The “bricole” do create the typical landscape of the Venetian lagoon and to see them in need of maintenance for the ones that love Venice is a symbolic sign of lack of care.
Lunardelli: a new generation of carpenters in Venice
Considering such a strong relation between Venice and this apparently poor material, I was positively struck by what Lunardelli company is doing in Venice (and outside). Angelo Lunardelli was 9 years old when his family sent him to Venice to learn to become a carpenter. In 1967 he founded his own company in Fossalta di Piave, but never forgot how much he owed to Venice.

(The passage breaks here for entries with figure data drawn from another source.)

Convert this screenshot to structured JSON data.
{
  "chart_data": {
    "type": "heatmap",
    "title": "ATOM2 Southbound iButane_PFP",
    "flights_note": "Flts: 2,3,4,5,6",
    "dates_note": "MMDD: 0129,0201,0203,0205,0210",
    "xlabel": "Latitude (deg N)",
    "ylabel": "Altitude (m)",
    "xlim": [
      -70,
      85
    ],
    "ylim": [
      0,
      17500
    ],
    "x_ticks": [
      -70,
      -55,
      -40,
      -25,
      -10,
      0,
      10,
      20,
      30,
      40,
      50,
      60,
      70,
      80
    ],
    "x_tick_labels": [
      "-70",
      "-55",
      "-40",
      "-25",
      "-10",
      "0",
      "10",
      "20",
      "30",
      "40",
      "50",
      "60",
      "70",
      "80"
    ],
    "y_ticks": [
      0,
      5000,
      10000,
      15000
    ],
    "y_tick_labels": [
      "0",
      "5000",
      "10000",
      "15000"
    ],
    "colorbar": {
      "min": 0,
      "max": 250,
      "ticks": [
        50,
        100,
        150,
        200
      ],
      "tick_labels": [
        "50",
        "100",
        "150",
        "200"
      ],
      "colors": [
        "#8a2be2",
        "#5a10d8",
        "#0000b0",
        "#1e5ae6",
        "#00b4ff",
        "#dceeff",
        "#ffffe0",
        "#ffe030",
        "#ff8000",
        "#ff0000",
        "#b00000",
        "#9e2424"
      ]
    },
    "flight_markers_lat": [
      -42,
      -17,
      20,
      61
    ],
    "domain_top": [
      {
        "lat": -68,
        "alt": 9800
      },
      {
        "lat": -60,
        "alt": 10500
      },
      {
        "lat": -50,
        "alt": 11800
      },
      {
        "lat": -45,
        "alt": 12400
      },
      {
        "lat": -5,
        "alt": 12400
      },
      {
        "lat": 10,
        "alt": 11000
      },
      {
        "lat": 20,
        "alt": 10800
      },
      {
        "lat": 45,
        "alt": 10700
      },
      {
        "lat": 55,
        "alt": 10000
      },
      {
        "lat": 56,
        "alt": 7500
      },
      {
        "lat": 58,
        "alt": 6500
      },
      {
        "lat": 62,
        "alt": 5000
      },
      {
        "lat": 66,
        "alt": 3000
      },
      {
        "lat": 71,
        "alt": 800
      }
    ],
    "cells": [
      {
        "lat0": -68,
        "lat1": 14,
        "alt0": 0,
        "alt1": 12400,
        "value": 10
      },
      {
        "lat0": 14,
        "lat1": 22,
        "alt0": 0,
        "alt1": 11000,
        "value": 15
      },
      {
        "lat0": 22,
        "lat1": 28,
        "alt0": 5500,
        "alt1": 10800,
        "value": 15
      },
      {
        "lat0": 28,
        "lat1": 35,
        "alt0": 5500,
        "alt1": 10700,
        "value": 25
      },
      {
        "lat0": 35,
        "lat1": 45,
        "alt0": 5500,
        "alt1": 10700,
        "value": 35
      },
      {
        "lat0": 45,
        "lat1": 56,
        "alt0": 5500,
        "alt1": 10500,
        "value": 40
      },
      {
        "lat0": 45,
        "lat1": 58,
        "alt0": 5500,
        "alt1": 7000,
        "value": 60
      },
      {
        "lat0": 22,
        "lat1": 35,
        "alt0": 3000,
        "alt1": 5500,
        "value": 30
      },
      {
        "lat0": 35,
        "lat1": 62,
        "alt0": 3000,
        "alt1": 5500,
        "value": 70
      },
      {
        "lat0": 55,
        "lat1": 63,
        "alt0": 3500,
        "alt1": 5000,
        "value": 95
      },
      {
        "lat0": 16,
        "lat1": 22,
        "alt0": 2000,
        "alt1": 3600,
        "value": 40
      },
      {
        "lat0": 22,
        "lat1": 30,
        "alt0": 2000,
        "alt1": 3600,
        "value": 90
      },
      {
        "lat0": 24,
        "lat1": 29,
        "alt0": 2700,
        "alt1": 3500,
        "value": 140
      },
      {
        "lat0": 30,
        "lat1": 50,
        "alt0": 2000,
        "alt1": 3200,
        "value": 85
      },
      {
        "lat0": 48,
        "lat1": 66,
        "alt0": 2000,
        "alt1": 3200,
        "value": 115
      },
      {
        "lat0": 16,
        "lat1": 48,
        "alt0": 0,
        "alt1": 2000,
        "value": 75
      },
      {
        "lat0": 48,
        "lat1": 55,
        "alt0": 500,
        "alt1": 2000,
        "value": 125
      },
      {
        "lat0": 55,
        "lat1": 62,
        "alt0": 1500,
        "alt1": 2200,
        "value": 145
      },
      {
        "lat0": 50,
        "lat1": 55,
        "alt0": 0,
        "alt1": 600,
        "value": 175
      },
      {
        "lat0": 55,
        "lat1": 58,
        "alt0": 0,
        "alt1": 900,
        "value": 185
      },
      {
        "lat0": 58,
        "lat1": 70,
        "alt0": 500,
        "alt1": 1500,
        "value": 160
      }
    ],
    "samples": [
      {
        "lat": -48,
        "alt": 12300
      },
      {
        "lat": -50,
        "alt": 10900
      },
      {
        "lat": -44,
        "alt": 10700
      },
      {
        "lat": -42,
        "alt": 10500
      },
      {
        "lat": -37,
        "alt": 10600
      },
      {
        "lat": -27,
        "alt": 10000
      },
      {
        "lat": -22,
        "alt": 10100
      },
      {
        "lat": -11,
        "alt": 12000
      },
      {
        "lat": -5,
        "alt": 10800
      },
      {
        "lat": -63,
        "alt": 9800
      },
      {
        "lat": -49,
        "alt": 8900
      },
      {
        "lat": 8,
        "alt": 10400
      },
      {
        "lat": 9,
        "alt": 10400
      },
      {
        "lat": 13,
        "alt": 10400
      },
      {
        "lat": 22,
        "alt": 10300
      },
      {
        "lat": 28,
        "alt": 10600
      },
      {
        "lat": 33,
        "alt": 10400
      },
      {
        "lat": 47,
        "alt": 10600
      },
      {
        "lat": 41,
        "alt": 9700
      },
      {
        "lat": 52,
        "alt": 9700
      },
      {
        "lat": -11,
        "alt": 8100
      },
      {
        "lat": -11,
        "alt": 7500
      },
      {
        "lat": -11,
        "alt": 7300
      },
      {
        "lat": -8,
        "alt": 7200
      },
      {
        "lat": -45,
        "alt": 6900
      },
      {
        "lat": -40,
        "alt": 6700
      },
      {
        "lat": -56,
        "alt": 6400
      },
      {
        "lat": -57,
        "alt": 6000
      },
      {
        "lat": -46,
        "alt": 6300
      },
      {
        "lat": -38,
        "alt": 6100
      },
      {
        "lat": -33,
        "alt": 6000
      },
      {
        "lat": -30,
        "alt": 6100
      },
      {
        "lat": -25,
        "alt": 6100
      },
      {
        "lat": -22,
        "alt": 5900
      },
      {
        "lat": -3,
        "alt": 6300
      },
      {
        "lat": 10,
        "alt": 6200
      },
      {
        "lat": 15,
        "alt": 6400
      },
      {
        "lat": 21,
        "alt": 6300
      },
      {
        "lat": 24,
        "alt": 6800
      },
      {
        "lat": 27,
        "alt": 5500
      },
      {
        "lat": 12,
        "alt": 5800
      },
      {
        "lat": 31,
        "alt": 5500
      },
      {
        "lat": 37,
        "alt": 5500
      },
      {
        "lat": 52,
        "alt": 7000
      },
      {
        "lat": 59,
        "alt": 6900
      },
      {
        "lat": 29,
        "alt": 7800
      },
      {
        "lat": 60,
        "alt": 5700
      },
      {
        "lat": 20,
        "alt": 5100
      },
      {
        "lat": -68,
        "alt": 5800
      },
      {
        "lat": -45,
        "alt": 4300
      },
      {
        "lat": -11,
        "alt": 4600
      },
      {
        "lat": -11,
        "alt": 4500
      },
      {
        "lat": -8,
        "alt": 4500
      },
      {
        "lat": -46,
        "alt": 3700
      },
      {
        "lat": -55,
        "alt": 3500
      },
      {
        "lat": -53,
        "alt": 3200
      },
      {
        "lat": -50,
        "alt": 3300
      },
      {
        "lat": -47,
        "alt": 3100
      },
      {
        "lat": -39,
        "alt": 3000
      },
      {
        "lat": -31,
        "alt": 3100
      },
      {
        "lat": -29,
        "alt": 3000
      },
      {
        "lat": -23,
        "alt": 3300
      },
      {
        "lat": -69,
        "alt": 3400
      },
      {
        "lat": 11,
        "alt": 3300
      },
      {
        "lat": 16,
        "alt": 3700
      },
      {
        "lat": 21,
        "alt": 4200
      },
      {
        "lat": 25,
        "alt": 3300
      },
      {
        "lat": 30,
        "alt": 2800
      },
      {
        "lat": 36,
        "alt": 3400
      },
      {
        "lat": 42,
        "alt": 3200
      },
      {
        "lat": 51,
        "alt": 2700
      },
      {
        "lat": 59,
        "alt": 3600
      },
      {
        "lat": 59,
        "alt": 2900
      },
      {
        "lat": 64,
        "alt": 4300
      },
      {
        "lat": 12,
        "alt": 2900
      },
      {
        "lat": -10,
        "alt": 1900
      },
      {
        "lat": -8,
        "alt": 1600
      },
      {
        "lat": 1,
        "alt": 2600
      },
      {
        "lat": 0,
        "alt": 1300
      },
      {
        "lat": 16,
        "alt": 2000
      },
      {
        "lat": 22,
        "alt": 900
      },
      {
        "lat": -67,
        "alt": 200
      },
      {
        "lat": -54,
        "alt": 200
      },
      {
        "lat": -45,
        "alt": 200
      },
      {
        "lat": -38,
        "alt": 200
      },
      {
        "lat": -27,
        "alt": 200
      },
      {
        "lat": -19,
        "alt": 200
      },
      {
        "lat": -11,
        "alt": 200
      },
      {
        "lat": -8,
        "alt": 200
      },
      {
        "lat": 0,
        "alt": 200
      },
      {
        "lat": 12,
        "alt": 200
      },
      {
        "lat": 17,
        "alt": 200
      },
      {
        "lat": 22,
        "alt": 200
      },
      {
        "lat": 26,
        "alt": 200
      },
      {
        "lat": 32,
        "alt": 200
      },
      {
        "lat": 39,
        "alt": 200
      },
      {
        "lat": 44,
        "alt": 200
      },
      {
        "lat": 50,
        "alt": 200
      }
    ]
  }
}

If you visit the Danieli Hotel or the Bauer Hotel, if you pass by the University of Ca’ Foscari in Venice or by Palazzo Grassi, the Tre Oci photography showroom or the seat of the Biennale offices, Ca’ Giustinian, then you will see the wooden windows’ frames designed by Lunardelli. Even some pieces of furniture.
The showroom in Venice
The company now led by Angelo’s daughter Agnese has very recently opened a showroom and a carpenter’s workshop in the heart of Venice. Their idea is simple, but extremely fascinating. If wood helped Venice, their wooden creations are dedicated to Venice. They talk about the lagoon or its architecture and emphasise the city’s uniqueness and creativity.
Technology helps, too. Sophisticated numerical control machines are used for the first phase of the work. Then, it’s the hand of expert carpenters that refines the outcome into a hand-tailored creation. The company collaborates with professors and young scholars of the University IUAV of Architecture and Design in Venice as well as with companies from Murano such as Nason Moretti, Salviati, Ercole Moretti and Nicola Moretti. But also with the artistic foundry Valese and the silk textile mill Luigi Bevilacqua. Have a look at their tribute to Ca’ Pesaro. The stool reminds you of the ashlar bottom of this baroque palace on the Grand Canal, now the Museum of Modern Art, while the sitting is all covered in Bevilacqua silk velvet.
I also love the domes reminding you of the different churches of Venice.
And finally a slice of the “bricola” that almost becomes, because of the typical shipworms, a piece of lace. Something that will remind you of Venice, and what wood has done for the city.